Я приехал сюда в безоблачный декабрьский день, в один из тех идиллических южнокалифорнийских дней, которые позволяют ненадолго отдохнуть от мерзкого зимнего климата Восточного побережья, где я живу. Перед главным входом в здание полощется на ветерке гигантский флаг компании: на нем изображен голубой полумесяц и скопище мелких точек — молекул. Талли встречает меня в вестибюле. Он одет неформально: на нем черные джинсы и рубашка с закатанными рукавами.

Он показывает мне дзенский садик с журчащим фонтаном — место, где ученый может ненадолго уединиться, чтобы поразмышлять над мучающими его вопросами (если только у него хватит душевных сил отрешиться от нудного жужжания шоссе, проходящего, как уже отмечалось, далеко внизу). Мы заглядываем в тренажерный зал с новехоньким оборудованием, явно только что распакованным.

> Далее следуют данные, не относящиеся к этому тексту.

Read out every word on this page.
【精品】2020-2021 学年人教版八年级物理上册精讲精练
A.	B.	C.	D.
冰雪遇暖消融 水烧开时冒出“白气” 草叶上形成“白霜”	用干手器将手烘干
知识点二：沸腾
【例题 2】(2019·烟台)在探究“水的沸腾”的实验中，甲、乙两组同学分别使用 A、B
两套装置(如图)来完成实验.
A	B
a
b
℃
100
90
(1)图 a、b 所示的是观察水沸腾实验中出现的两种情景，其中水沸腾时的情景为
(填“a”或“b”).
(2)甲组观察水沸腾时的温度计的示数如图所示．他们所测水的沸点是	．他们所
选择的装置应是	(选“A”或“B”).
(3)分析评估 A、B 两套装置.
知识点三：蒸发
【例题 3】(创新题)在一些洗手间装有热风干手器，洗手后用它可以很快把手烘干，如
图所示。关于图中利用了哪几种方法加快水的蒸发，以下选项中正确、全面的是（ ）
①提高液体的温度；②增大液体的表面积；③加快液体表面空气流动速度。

Затем Талли ведет меня в аудиторию на сто человек, специально построенную по заказу компании: здесь самые современные видеоустройства передают в потоковом режиме лекции для персонала, которые читают лучшие умы расположенных поблизости научных центров — Калифорнийского университета в Сан-Диего и Института Скриппса (две лекции в неделю — по нейронаукам, одна — по когнитивным). Талли гордится результатами этой пока еще сравнительно недавней тотальной реновации, которая обошлась во многие миллионы. Он гордится всем — вплоть до цветов в холлах.